Günümüzde artık kendilerine Alevi ya da Alevi-Bektaşi isimlendirmesini uygun gören Kızılbaş ocakları ve Bektaşiler, cemevi denilen ve eski tekkelerin modernize edilmiş hâli olan mekânlarda inançları adına faaliyet göstermeyi tercih etmektedirler. Çağdaş bağlamda Alevilerin bir kısmının Hacı Bektaş Veli ve Pir Sultan Abdal dernekleri etrafında örgütlendikleri, diğer kısmının ise kültür kurumları adıyla oluşturulan cemevlerinde toplandıkları gözlemlenmektedir. Derneklere bağlı cemevleri de bulunmaktadır. Genelleme yapmaktan kaçınmak gereklidir ancak Pir Sultan Abdal isimli derneklerin hiç değilse bir kısmının üyeleri anne babaları Alevi olmakla birlikte Marksist-Leninist ideolojiye sahip kişilerdir. Özellikle Tunceli Aleviliğinin aydın katmanı azımsanmayacak derecede kendilerini ateist ve Marksist-Leninist olarak takdim etmektedir. Tarafımızdan iki yıl önce yaptırılan ve Tunceli Aleviliğinin gençliği üzerine yaptırılan bir yüksek lisans çalışmasında durum bütün açıklığıyla ortaya konulmuştur.[1]
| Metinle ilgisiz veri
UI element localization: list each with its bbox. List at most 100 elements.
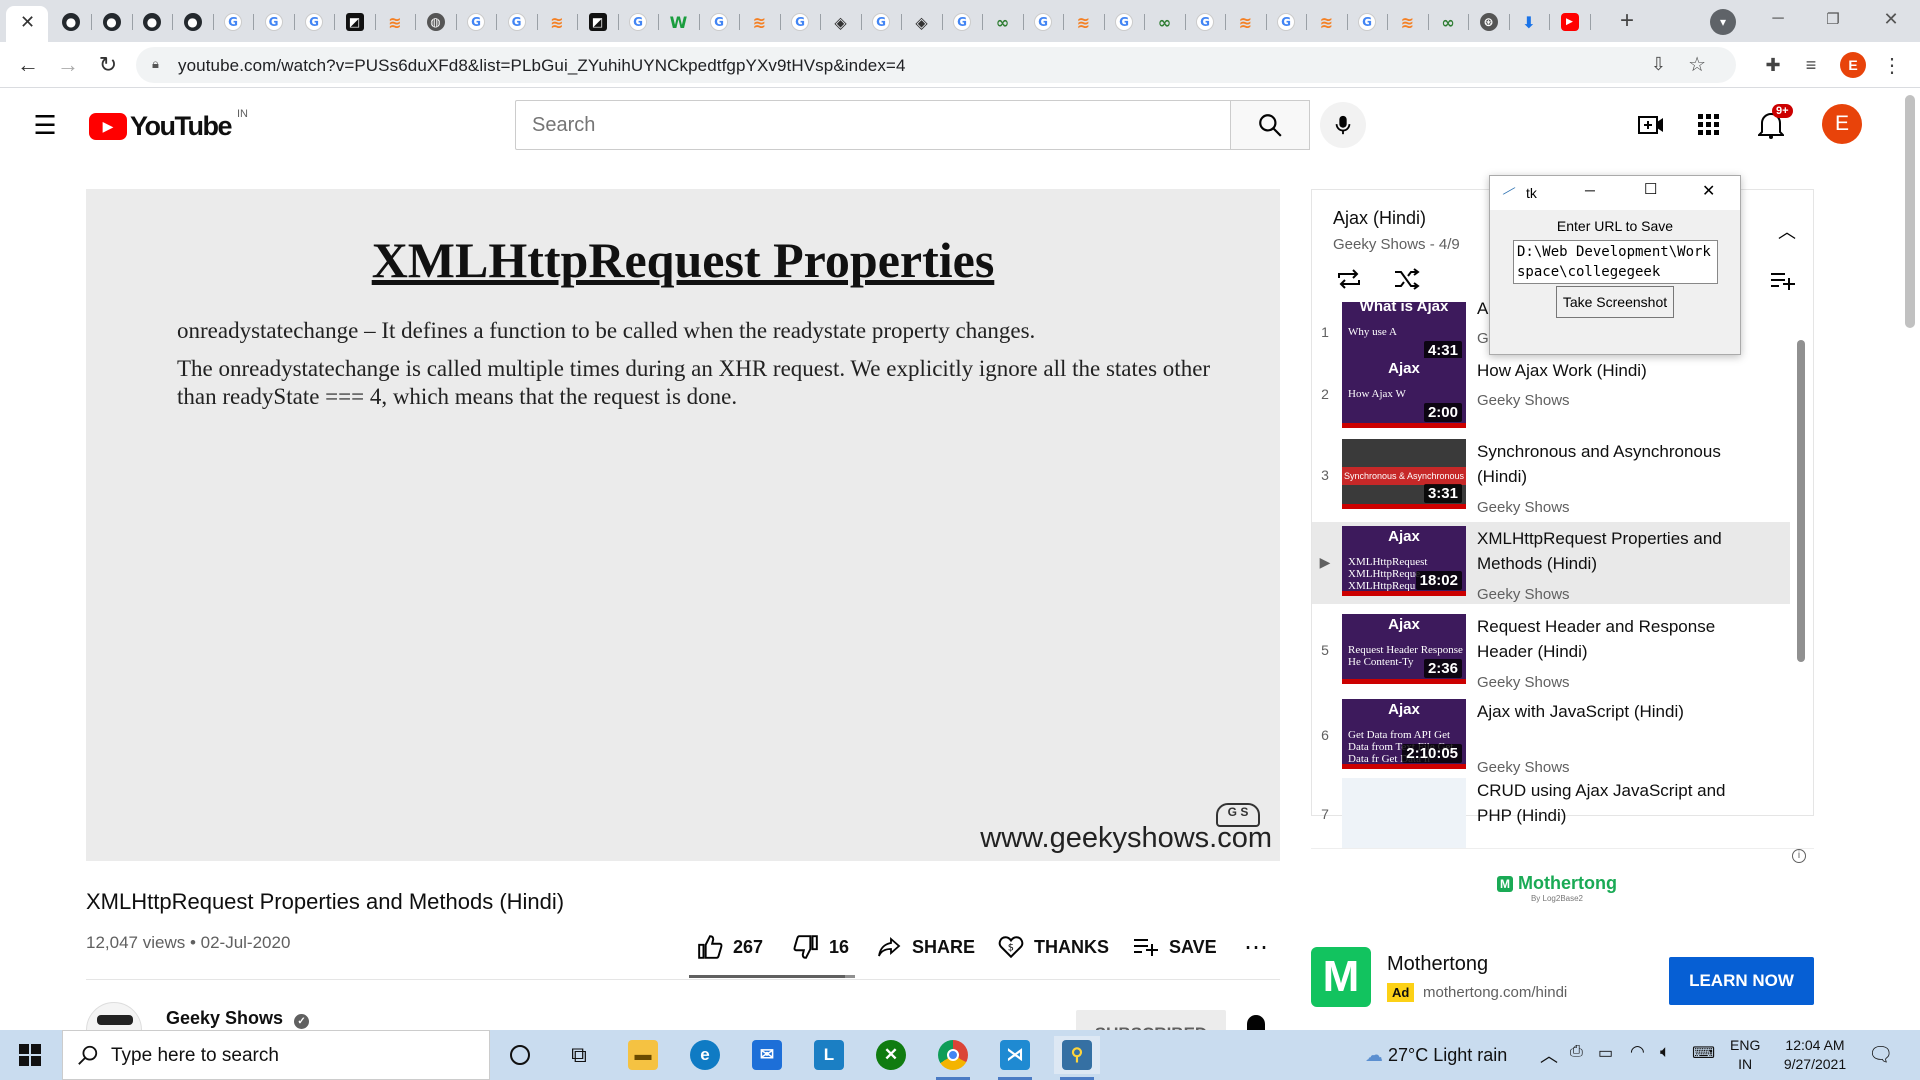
playlist-item[interactable]: ▶ Ajax XMLHttpRequest XMLHttpReque XMLHttp… <box>1312 522 1790 604</box>
extensions-puzzle-icon[interactable]: ✚ <box>1758 50 1788 80</box>
dislike-button[interactable]: 16 <box>793 930 849 964</box>
l-app-icon[interactable]: L <box>806 1036 852 1074</box>
windows-start-icon[interactable] <box>10 1038 50 1072</box>
browser-tab-diamond[interactable]: ◈ <box>906 8 938 36</box>
close-icon[interactable]: ✕ <box>20 12 35 33</box>
playlist-item[interactable]: 5 Ajax Request Header Response He Content-… <box>1312 610 1790 692</box>
notification-center-icon[interactable]: 🗨︎ <box>1868 1042 1893 1067</box>
browser-tab-google[interactable]: G <box>703 8 735 36</box>
browser-tab-google[interactable]: G <box>298 8 330 36</box>
apps-grid-icon[interactable] <box>1692 108 1726 142</box>
browser-tab-google[interactable]: G <box>258 8 290 36</box>
playlist-item-thumbnail[interactable]: Ajax Get Data from API Get Data from Text… <box>1342 699 1466 769</box>
loop-playlist-icon[interactable] <box>1332 264 1366 294</box>
ad-app-icon[interactable]: M <box>1311 947 1371 1007</box>
youtube-logo[interactable]: ▶ YouTube IN <box>89 108 248 141</box>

Son 10 sene içerisinde Aleviler kendi geleneklerine döndükçe içlerinde zaten var olan bir Türkçü damar hızla belirginleşmeye başlamış bulunmaktadır. Özellikle başını merhum Cemal Şener’in çektiği, Aleviliğin Türk kültüründen beslendiğini algılayıp ilmîleştirmeye başlayan Alevi aydınlar, Marksist kökenlerden türetilmiş bir Alevilik yerine Horasan İslami Türklüğüne dayanan bir inanç sistemini yaşama yolunu seçmiş bulunmaktadırlar. Bu Alevi aydınlar ilahiyat fakültelerinde yüksek lisans ve doktora yapmakta, Hanefi-Maturidi gelenekten gelen araştırmacılarla beraber Alevilik araştırmaları yapmaktadırlar. 2005 yılında ilk kez Bektaşilik kavramı doğrudan kullanılarak Süleyman Demirel Üniversitesi bünyesinde bir uluslararası Bektaşilik ve Alevilik sempozyumu düzenlenmiştir. Bu ülkemizde bu konudaki ikinci büyük çalıştaydır. Daha sonra ekte resimlerin de sunulduğu bir çalıştay düzenlenmiştir. Bugün artık çok sayıda Alevilik sempozyumu ve çalıştayı yapılmaktadır.
Bektaşi ve Kızılbaş geleneğinin Arapça ve Osmanlı Türkçesiyle yazılmış kaynakları üzerinde çok ciddi araştırmalar yapılmaktadır. Aleviler kendi klasik, geleneksel hayat biçimlerini yeniden keşfetmektedirler.
[1] Muzaffer Telimen, Alevi Gençliği ve Ateizm ( İstanbul ve Tunceli örneği), SDÜ Sosyal Bil. Enst., Felsefe ve Din Bilimleri ABD, Basılmamış Yüksek Lisans Tezi.